Bill Nelson files federal bill blocking seismic testing off Florida

offshore seismic testing

U. S. Sen. Bill Nelson says he filed legislation that he says would block a federal plan to allow oil and gas exploration off Florida’s Atlantic coast.

The federal Bureau of Ocean Energy Management is considering 10 permits to allow seismic testing from Delaware south to about Melbourne off the coast of Florida. There is no timeline on a permitting decision because they involve multiple agencies, a bureau spokesman said.

Environmental groups and 75 scientists have asked President Barack Obama to halt the program because they say seismic blasts are as loud as explosions and can mark whale calls over thousands of miles.

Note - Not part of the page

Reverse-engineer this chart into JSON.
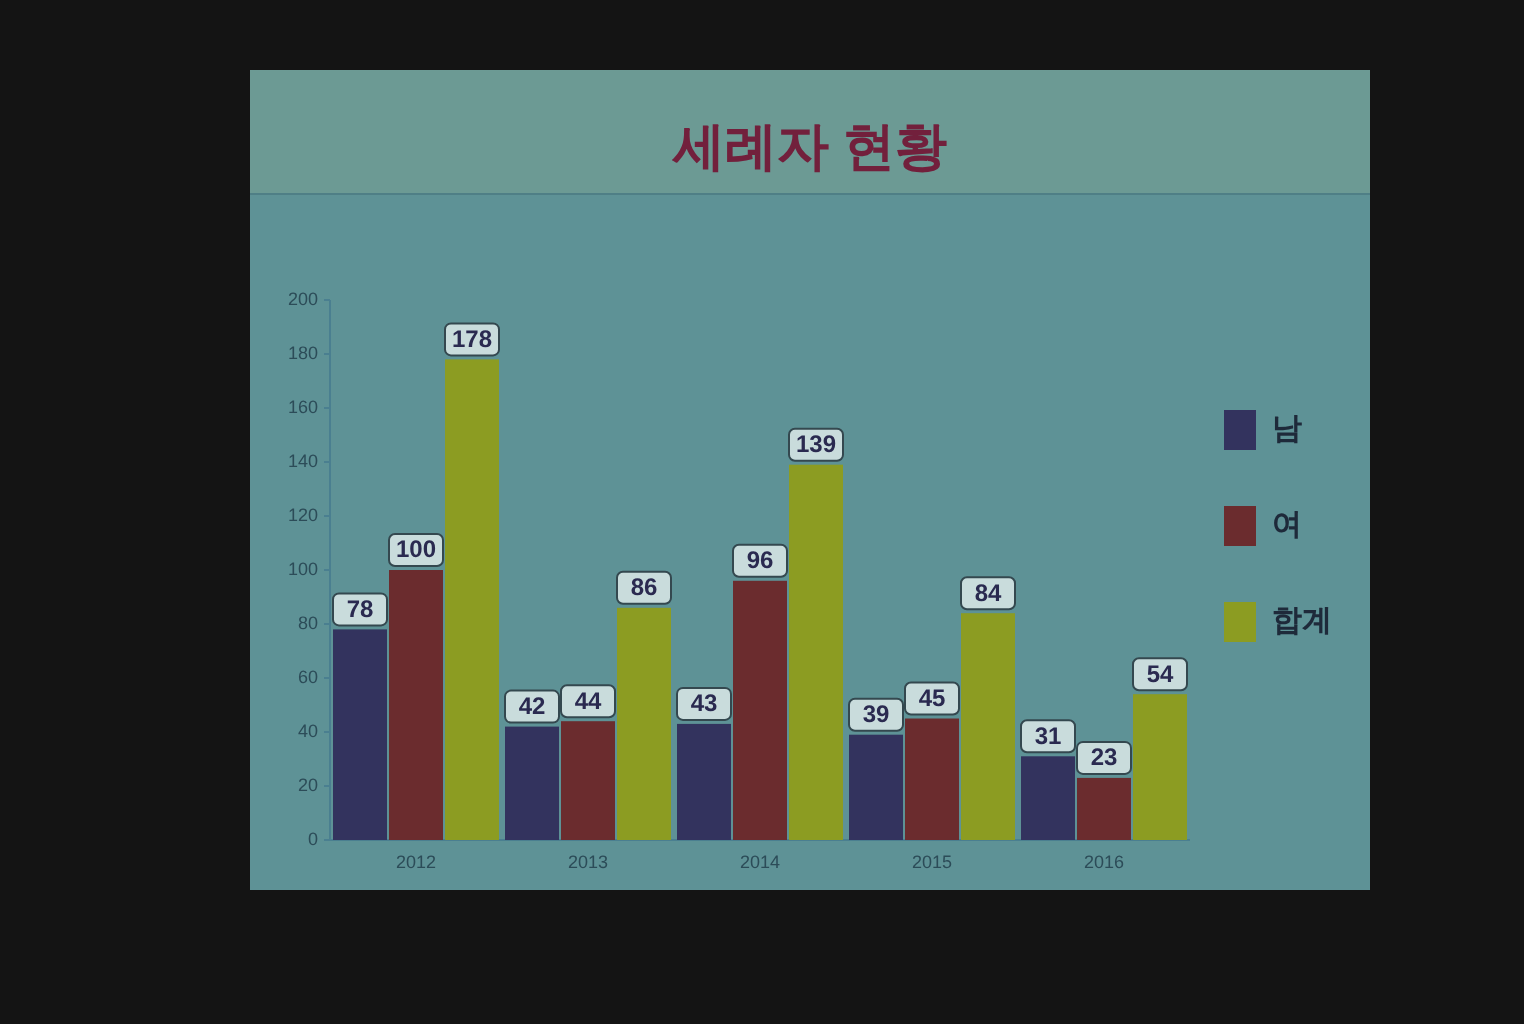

The Florida Department of Environmental Protection last week sent a letter raising concerns that testing could harm sea turtles, marine mammals including endangered right whales and other sea life.

Nelson, a Democrat from Melbourne, filed legislation this week that would establish a moratorium on seismic testing off Florida. The moratorium could be lifted when the administrator of the National Oceanic and Atmospheric Administration determines that the “reasonably foreseeable impacts” on sea life is minimal.

Nelson reiterated his opposition to drilling off the coast of Florida.

“Drilling off Florida’s Atlantic coast would be unwise and impractical,” he said. “It would interfere with military operations off of Jacksonville and rocket launches from Kennedy Space Center and Patrick Air Force base, not to mention the environmental hazards it would pose.

“If you’re not going to drill there, then why do the seismic testing?” Nelson asked.

Jacksonville Beach adopted a resolution last month, as have Fernandina Beach, Neptune Beach, Atlantic Beach, St. Augustine and St. Marys, Ga., according to the Orlando Sentinel.

Jacksonville Mayor Alvin Brown also wrote to Energy Management officials last year, asking them not to permit seismic testing, the newspaper reported.
“We’re certainly concerned. Our beach is our biggest asset, and the marine life in our ocean is pretty important,” said Jacksonville Beach Mayor Charlie Latham, who sought the resolution.